Russian money returning
One of the most positive signs for foreign investors, analysts say, is the flow of Russian money back into Russian companies after a decade of capital flight.
"The portfolio and direct investment coming back into the country is more than the foreign investment coming in," said Jeffrey Valkar, director of the American Business Center on Sakhalin Island in the Russian Far East and a former economic counselor at the U.S. Embassy in Moscow. "Some of that domestic money that was parked offshore is coming back into the economy ... and it appears it's being used for capital investments."
Valkar, who works closely with both Russian and American companies in one of the hottest investment regions in Russia, said he's noticed a change in how Russian managers see their companies as well.

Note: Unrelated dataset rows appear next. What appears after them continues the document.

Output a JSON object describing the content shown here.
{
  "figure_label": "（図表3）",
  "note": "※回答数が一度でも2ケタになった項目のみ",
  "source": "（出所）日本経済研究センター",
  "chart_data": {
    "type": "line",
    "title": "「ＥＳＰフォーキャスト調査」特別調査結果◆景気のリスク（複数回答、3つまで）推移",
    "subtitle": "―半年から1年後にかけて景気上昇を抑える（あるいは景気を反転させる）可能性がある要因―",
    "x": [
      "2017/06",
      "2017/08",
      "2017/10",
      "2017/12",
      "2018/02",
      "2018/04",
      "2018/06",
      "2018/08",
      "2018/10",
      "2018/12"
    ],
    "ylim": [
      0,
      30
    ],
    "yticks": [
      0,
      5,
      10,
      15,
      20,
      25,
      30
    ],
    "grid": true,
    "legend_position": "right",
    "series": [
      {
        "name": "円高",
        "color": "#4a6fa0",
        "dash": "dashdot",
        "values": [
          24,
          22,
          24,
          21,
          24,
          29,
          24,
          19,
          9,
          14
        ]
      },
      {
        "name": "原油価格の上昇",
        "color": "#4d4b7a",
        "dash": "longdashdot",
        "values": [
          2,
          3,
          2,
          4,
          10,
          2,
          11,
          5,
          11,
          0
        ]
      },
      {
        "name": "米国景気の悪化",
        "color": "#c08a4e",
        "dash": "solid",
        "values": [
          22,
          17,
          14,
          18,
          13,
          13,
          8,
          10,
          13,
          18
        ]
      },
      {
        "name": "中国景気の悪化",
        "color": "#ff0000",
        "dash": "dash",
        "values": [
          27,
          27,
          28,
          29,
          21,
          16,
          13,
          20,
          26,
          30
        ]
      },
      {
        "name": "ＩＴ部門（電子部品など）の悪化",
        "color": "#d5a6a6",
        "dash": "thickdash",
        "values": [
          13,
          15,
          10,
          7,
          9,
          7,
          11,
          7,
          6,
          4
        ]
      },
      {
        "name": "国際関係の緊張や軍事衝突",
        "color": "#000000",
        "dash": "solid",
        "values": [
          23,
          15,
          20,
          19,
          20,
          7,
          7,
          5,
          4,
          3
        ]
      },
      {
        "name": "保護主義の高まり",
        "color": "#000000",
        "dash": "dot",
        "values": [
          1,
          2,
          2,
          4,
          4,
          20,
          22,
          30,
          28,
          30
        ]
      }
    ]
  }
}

"Companies are now beginning to think about time lines into the future, which is very good," Valkar said. "It used to be 'two or three years, strip and sell and get out.' Now it's 'grow the company and where do we want to be in five years.' It hasn't reached Western standards where we think 10 to 15 years into the future, but it is getting better."
Valkar said that many large Russian companies seem to now recognize that they need to "legitimize themselves" with good investor relations and solid strategic plans, but he added, "The small to medium industry is still extremely risky for portfolio investors."
The oil price question
The analysts seem to agree that two things helped the Russian economy turn around after the 1998 crisis: higher oil prices and a devalued ruble that made domestic companies more competitive. Unfortunately, oil prices have been falling and the ruble is getting stronger.
Energy sales account directly account for about 16 percent of GDP and a third of government revenues. Business Week recently calculated that every $5 drop in the price of crude costs Russia about 1 percent of GDP.
"For the longer term, Russia cannot rely exclusively on energy resource revenues, but must focus on deep institutional reform of its economy," Johannes Linn, the World Bank's vice president for Europe and Central Asia, said in a recent speech.
Helena Hessel, head of research for transition economies at Standard and Poor's, said Russia has made significant strides in the last year. But she notes that the country's debt level is still high, and much depends on whether Russia is able to adapt to a slowing world economy and lower oil prices.
"What we've seen is very positive in terms of structural reform," Hessel said. "However, it goes together with an international environment which is working very much against them, and therefore we might need to be careful."